Another interesting statistic for DRP shops concerned about the metrics insurers are using to measure their performance: The decline in labor hours per day that has been occurring since 2017 only accelerated in 2021. Direct repair shops were producing about 2.5 labor hours per repair day on drivable vehicles in the second half of 2021, down from just over three hours during the same period in 2020, and down from more than 3.5 hours in 2016 and 2017.
For non-drivable cars, shops were producing about two labor hours per day during the second half of 2021, down from above 2.5 in 2018 and 2019, and about three in 2017.
CCC cites such factors as the technician shortage and the increased number of non-drivable repairs as the likely cause of the change. But a number of shops said they would point to other causes.
“For us, it’s absolutely the parts shortage,” one shop owner said. “It’s got us stopping and starting on jobs like never before, and spending way too much time shuffling cars around in the shop and back lot.”
Two other collision repairers said they think the decline is only going to continue because of the ever-increasing vehicle complexity.
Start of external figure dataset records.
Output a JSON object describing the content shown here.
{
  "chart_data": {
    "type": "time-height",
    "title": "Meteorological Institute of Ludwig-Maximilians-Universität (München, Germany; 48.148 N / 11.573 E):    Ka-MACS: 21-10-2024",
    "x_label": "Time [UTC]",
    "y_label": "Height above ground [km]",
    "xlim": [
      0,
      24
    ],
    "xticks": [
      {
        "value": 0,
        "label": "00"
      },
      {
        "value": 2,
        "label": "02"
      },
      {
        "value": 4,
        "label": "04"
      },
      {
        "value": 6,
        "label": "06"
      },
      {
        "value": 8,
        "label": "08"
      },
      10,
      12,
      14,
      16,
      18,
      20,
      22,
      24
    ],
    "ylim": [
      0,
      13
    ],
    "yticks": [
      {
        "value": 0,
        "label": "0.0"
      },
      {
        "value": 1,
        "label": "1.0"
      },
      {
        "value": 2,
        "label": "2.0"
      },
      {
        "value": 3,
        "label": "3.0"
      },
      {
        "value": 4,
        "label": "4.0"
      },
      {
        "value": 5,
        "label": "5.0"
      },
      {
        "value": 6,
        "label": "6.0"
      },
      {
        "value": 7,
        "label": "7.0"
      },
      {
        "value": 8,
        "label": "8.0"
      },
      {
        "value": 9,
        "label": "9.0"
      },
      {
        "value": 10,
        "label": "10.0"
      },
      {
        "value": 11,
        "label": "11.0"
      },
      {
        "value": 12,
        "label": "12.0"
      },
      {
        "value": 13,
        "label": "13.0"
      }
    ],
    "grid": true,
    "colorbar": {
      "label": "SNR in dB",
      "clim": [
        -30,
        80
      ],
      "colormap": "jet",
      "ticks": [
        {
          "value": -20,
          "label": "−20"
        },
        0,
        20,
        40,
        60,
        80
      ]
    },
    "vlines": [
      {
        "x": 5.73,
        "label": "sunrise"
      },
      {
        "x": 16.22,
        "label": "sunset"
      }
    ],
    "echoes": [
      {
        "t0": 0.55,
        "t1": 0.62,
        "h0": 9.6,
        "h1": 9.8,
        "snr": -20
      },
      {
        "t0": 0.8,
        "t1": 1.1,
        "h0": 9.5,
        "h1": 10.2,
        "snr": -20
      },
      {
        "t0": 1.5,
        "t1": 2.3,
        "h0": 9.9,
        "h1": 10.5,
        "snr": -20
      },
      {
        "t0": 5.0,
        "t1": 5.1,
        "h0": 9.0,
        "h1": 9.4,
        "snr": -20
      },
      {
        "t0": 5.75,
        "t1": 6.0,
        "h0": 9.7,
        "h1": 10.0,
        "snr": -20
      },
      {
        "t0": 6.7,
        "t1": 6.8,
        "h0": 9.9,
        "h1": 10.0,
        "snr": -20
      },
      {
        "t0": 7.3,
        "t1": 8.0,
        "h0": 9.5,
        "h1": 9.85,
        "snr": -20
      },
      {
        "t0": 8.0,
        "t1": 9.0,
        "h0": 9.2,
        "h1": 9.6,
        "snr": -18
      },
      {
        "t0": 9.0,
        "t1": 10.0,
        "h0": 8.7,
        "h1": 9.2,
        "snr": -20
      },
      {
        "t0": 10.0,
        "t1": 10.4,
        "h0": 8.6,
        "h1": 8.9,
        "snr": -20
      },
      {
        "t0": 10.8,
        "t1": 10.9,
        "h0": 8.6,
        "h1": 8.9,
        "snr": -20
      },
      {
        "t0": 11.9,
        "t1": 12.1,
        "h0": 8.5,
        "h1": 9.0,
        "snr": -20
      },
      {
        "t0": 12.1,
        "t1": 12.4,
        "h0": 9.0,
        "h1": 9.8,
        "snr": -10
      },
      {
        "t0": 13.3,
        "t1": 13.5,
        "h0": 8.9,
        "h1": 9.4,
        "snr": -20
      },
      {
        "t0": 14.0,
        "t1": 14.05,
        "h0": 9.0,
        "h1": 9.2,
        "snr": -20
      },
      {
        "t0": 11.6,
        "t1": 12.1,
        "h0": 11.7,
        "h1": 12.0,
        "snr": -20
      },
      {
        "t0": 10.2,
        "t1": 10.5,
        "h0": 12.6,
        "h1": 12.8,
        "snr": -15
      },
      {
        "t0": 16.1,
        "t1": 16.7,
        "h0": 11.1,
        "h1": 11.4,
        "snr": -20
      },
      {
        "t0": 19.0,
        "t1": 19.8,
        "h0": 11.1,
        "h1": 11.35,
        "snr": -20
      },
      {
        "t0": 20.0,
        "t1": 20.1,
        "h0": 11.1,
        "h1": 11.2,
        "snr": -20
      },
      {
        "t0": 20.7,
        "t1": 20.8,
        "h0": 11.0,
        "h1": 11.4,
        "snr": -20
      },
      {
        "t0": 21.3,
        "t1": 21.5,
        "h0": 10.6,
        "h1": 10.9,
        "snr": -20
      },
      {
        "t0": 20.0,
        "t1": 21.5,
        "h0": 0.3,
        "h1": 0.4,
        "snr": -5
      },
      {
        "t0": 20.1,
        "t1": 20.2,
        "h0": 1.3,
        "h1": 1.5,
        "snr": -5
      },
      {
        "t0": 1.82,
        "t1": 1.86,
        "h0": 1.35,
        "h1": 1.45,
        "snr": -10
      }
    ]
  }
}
“It’s not like you can just hang a replacement fender or replace a bumper cover any more,” one shop manager said. “Those jobs have mostly gone away. There’s electronics involved with almost every part now.”
Still another had what he acknowledged was just a theory.
“A lot of CCC’s data reflects only DRP claims,” he said. “Many of the top independent shops have cut way back or eliminated DRP agreements in recent years, like we have. Not to knock the big MSOs, but even some people I know who work at them say they’re not as productive as shops with an owner on-site. They can help contain costs, but it’s not usually through better productivity. I think the CCC data reflects more DRP claims going through those MSOs.”
MSOs with 25 or more shop locations last year accounted for 43% of uploaded DRP appraisals, according to CCC, a percentage that has grown nearly four-fold since 2008.
Whatever the cause, even CCC acknowledged labor hours produced per day isn’t likely to rebound soon.
“With many repairers seeing repair volumes grow while still unable to find the technicians needed, we expect we will continue to see labor hours per repair day remain below where it was pre-pandemic,” Gotsch said.